Why is this research important to you?

This research is personal for me in multiple ways. As a parent and as someone deeply embedded in disability communities, I see every day how parenting with a disability is treated as an exception, a risk, or even a mistake, rather than as one of many beautiful and ordinary ways people build families. I know what it's like to navigate healthcare systems that weren't designed with disabled bodies and lives in mind, and I know the toll that takes.

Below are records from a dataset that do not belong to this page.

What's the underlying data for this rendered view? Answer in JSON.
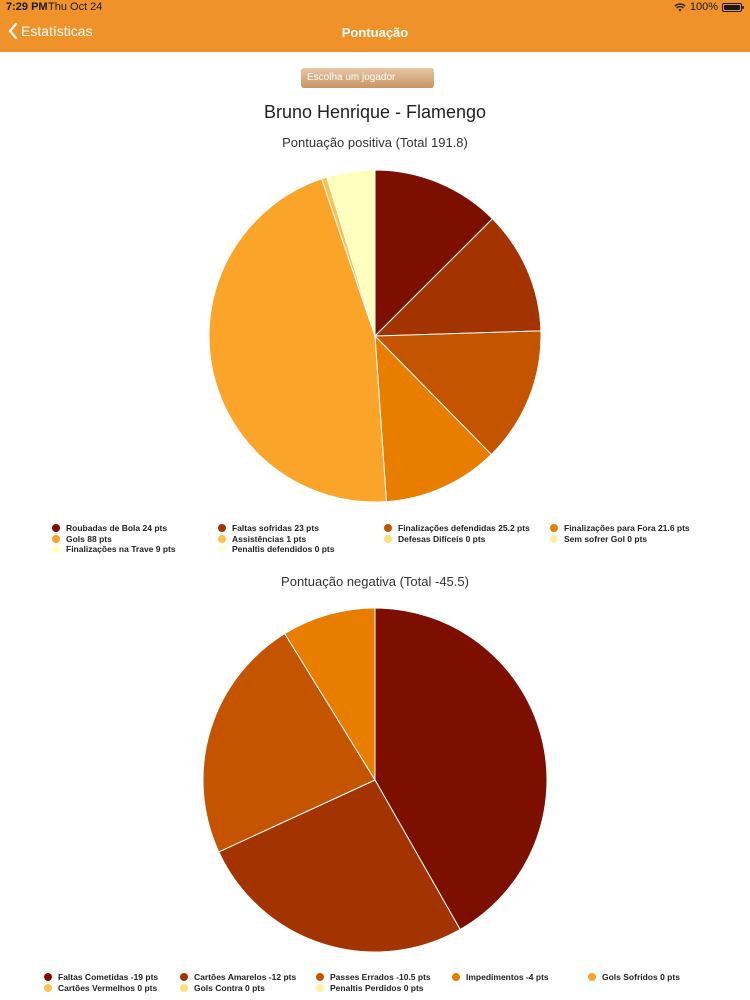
{
  "status": {
    "time": "7:29 PM",
    "date": "Thu Oct 24",
    "battery": "100%"
  },
  "nav": {
    "back_label": "Estatísticas",
    "title": "Pontuação"
  },
  "picker_label": "Escolha um jogador",
  "player_title": "Bruno Henrique - Flamengo",
  "colors": {
    "bar": "#f0922a"
  },
  "chart_data": [
    {
      "type": "pie",
      "title": "Pontuação positiva (Total 191.8)",
      "slices": [
        {
          "label": "Roubadas de Bola 24 pts",
          "value": 24,
          "color": "#7d0f00"
        },
        {
          "label": "Faltas sofridas 23 pts",
          "value": 23,
          "color": "#a33300"
        },
        {
          "label": "Finalizações defendidas 25.2 pts",
          "value": 25.2,
          "color": "#c45400"
        },
        {
          "label": "Finalizações para Fora 21.6 pts",
          "value": 21.6,
          "color": "#e87d00"
        },
        {
          "label": "Gols 88 pts",
          "value": 88,
          "color": "#fba42a"
        },
        {
          "label": "Assistências 1 pts",
          "value": 1,
          "color": "#fcc24c"
        },
        {
          "label": "Defesas Difíceis 0 pts",
          "value": 0,
          "color": "#fde07a"
        },
        {
          "label": "Sem sofrer Gol 0 pts",
          "value": 0,
          "color": "#fff0a4"
        },
        {
          "label": "Finalizações na Trave 9 pts",
          "value": 9,
          "color": "#ffffbe"
        },
        {
          "label": "Penaltis defendidos 0 pts",
          "value": 0,
          "color": "#ffffd6"
        }
      ]
    },
    {
      "type": "pie",
      "title": "Pontuação negativa (Total -45.5)",
      "slices": [
        {
          "label": "Faltas Cometidas -19 pts",
          "value": 19,
          "color": "#7d0f00"
        },
        {
          "label": "Cartões Amarelos -12 pts",
          "value": 12,
          "color": "#a33300"
        },
        {
          "label": "Passes Errados -10.5 pts",
          "value": 10.5,
          "color": "#c45400"
        },
        {
          "label": "Impedimentos -4 pts",
          "value": 4,
          "color": "#e87d00"
        },
        {
          "label": "Gols Sofridos 0 pts",
          "value": 0,
          "color": "#fba42a"
        },
        {
          "label": "Cartões Vermelhos 0 pts",
          "value": 0,
          "color": "#fcc24c"
        },
        {
          "label": "Gols Contra 0 pts",
          "value": 0,
          "color": "#fde07a"
        },
        {
          "label": "Penaltis Perdidos 0 pts",
          "value": 0,
          "color": "#fff0a4"
        }
      ]
    }
  ]
}
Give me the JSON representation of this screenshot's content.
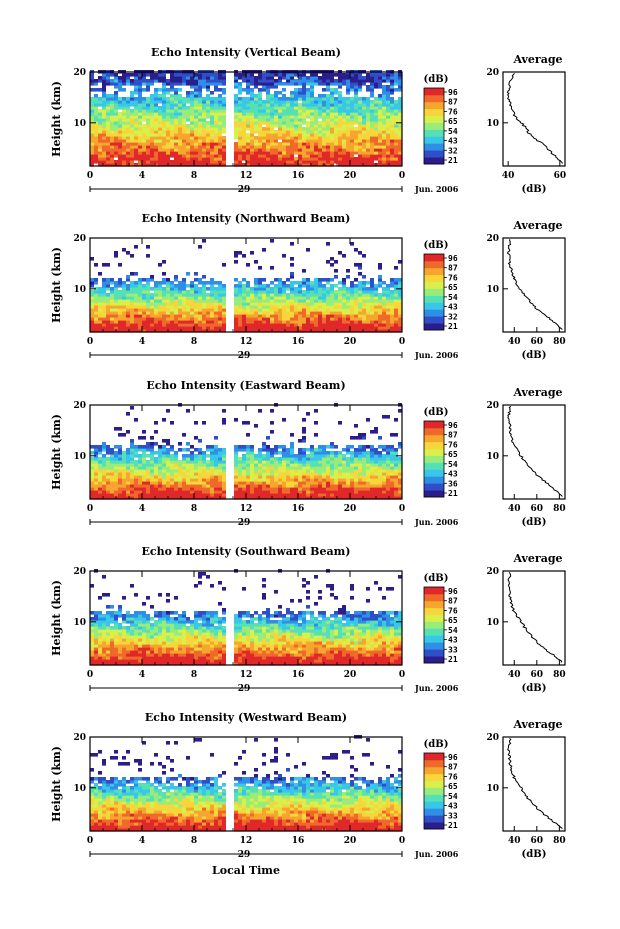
{
  "colors": {
    "colormap": [
      "#2b1e8c",
      "#2f4fc9",
      "#2f8fe6",
      "#39c7e8",
      "#56e0b6",
      "#98ec7c",
      "#d8ef4c",
      "#f6d63a",
      "#f6a52e",
      "#ef6a2a",
      "#e0282a"
    ]
  },
  "chart_data": [
    {
      "type": "heatmap",
      "title": "Echo Intensity (Vertical Beam)",
      "ylabel": "Height (km)",
      "xticks": [
        "0",
        "4",
        "8",
        "12",
        "16",
        "20",
        "0"
      ],
      "xlim": [
        0,
        24
      ],
      "yticks": [
        "20",
        "10"
      ],
      "ylim": [
        1.5,
        20
      ],
      "day_label": "29",
      "date_label": "Jun. 2006",
      "data_gap_hours": [
        10.4,
        10.9
      ],
      "colorbar": {
        "title": "(dB)",
        "ticks": [
          "96",
          "87",
          "76",
          "65",
          "54",
          "43",
          "32",
          "21"
        ]
      },
      "profile": {
        "title": "Average",
        "xlabel": "(dB)",
        "xticks": [
          "40",
          "60"
        ],
        "xlim": [
          38,
          62
        ],
        "yticks": [
          "20",
          "10"
        ],
        "height_km": [
          2,
          3,
          4,
          5,
          6,
          7,
          8,
          9,
          10,
          11,
          12,
          13,
          14,
          15,
          16,
          17,
          18,
          19
        ],
        "value_db": [
          61,
          59,
          57,
          55,
          53,
          50,
          48,
          47,
          45,
          43,
          42,
          41,
          41,
          40,
          40,
          41,
          40,
          42
        ]
      }
    },
    {
      "type": "heatmap",
      "title": "Echo Intensity (Northward Beam)",
      "ylabel": "Height (km)",
      "xticks": [
        "0",
        "4",
        "8",
        "12",
        "16",
        "20",
        "0"
      ],
      "xlim": [
        0,
        24
      ],
      "yticks": [
        "20",
        "10"
      ],
      "ylim": [
        1.5,
        20
      ],
      "day_label": "29",
      "date_label": "Jun. 2006",
      "data_gap_hours": [
        10.4,
        10.9
      ],
      "colorbar": {
        "title": "(dB)",
        "ticks": [
          "96",
          "87",
          "76",
          "65",
          "54",
          "43",
          "32",
          "21"
        ]
      },
      "profile": {
        "title": "Average",
        "xlabel": "(dB)",
        "xticks": [
          "40",
          "60",
          "80"
        ],
        "xlim": [
          30,
          85
        ],
        "yticks": [
          "20",
          "10"
        ],
        "height_km": [
          2,
          3,
          4,
          5,
          6,
          7,
          8,
          9,
          10,
          11,
          12,
          13,
          14,
          15,
          16,
          17,
          18,
          19
        ],
        "value_db": [
          82,
          78,
          72,
          66,
          60,
          56,
          52,
          48,
          45,
          42,
          40,
          38,
          37,
          36,
          36,
          35,
          35,
          36
        ]
      }
    },
    {
      "type": "heatmap",
      "title": "Echo Intensity (Eastward Beam)",
      "ylabel": "Height (km)",
      "xticks": [
        "0",
        "4",
        "8",
        "12",
        "16",
        "20",
        "0"
      ],
      "xlim": [
        0,
        24
      ],
      "yticks": [
        "20",
        "10"
      ],
      "ylim": [
        1.5,
        20
      ],
      "day_label": "29",
      "date_label": "Jun. 2006",
      "data_gap_hours": [
        10.4,
        10.9
      ],
      "colorbar": {
        "title": "(dB)",
        "ticks": [
          "96",
          "87",
          "76",
          "65",
          "54",
          "43",
          "36",
          "21"
        ]
      },
      "profile": {
        "title": "Average",
        "xlabel": "(dB)",
        "xticks": [
          "40",
          "60",
          "80"
        ],
        "xlim": [
          30,
          85
        ],
        "yticks": [
          "20",
          "10"
        ],
        "height_km": [
          2,
          3,
          4,
          5,
          6,
          7,
          8,
          9,
          10,
          11,
          12,
          13,
          14,
          15,
          16,
          17,
          18,
          19
        ],
        "value_db": [
          82,
          78,
          72,
          67,
          61,
          57,
          53,
          49,
          46,
          43,
          40,
          38,
          37,
          36,
          36,
          35,
          35,
          36
        ]
      }
    },
    {
      "type": "heatmap",
      "title": "Echo Intensity (Southward Beam)",
      "ylabel": "Height (km)",
      "xticks": [
        "0",
        "4",
        "8",
        "12",
        "16",
        "20",
        "0"
      ],
      "xlim": [
        0,
        24
      ],
      "yticks": [
        "20",
        "10"
      ],
      "ylim": [
        1.5,
        20
      ],
      "day_label": "29",
      "date_label": "Jun. 2006",
      "data_gap_hours": [
        10.4,
        10.9
      ],
      "colorbar": {
        "title": "(dB)",
        "ticks": [
          "96",
          "87",
          "76",
          "65",
          "54",
          "43",
          "33",
          "21"
        ]
      },
      "profile": {
        "title": "Average",
        "xlabel": "(dB)",
        "xticks": [
          "40",
          "60",
          "80"
        ],
        "xlim": [
          30,
          85
        ],
        "yticks": [
          "20",
          "10"
        ],
        "height_km": [
          2,
          3,
          4,
          5,
          6,
          7,
          8,
          9,
          10,
          11,
          12,
          13,
          14,
          15,
          16,
          17,
          18,
          19
        ],
        "value_db": [
          82,
          78,
          71,
          66,
          60,
          56,
          52,
          49,
          46,
          43,
          40,
          38,
          37,
          36,
          36,
          35,
          35,
          36
        ]
      }
    },
    {
      "type": "heatmap",
      "title": "Echo Intensity (Westward Beam)",
      "ylabel": "Height (km)",
      "xticks": [
        "0",
        "4",
        "8",
        "12",
        "16",
        "20",
        "0"
      ],
      "xlim": [
        0,
        24
      ],
      "yticks": [
        "20",
        "10"
      ],
      "ylim": [
        1.5,
        20
      ],
      "day_label": "29",
      "date_label": "Jun. 2006",
      "xlabel": "Local Time",
      "data_gap_hours": [
        10.4,
        10.9
      ],
      "colorbar": {
        "title": "(dB)",
        "ticks": [
          "96",
          "87",
          "76",
          "65",
          "54",
          "43",
          "33",
          "21"
        ]
      },
      "profile": {
        "title": "Average",
        "xlabel": "(dB)",
        "xticks": [
          "40",
          "60",
          "80"
        ],
        "xlim": [
          30,
          85
        ],
        "yticks": [
          "20",
          "10"
        ],
        "height_km": [
          2,
          3,
          4,
          5,
          6,
          7,
          8,
          9,
          10,
          11,
          12,
          13,
          14,
          15,
          16,
          17,
          18,
          19
        ],
        "value_db": [
          82,
          77,
          71,
          65,
          60,
          56,
          52,
          49,
          46,
          43,
          40,
          38,
          37,
          36,
          36,
          35,
          35,
          36
        ]
      }
    }
  ]
}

But it's also personal as a researcher and advocate who knows this gap is completely unnecessary. We have the knowledge, the frameworks, and the tools to support disabled people through pregnancy and parenting. The barrier isn't a lack of information—it's a healthcare system built on a medical model that pathologizes disability and assumes nondisabled experience as the default. That model doesn't just fail to serve disabled parents; it actively harms them by centering what providers fear might go wrong rather than what parents hope will go right.

This research matters because disabled parents and families deserve better than retrofitted accommodations or afterthought accessibility. They deserve care that starts with the assumption that they are capable, that their parenting matters, and that their lived expertise is valuable. The APAP is one small tool in a much larger project of reimagining reproductive healthcare through a disability justice lens, and that's work I'm committed to for the long haul.

What is the most important thing you would want people to know about APAP and the work that went into it?

The most important thing I want people to know is this: The APAP wasn't created for disabled parents; it was created by and with disabled parents. Every aspect of this tool, from the questions we ask to the way we implement it, comes from disabled people's lived expertise about what we need, what we're told we can't have, and what actually works when systems are designed with us at the center instead of as an afterthought.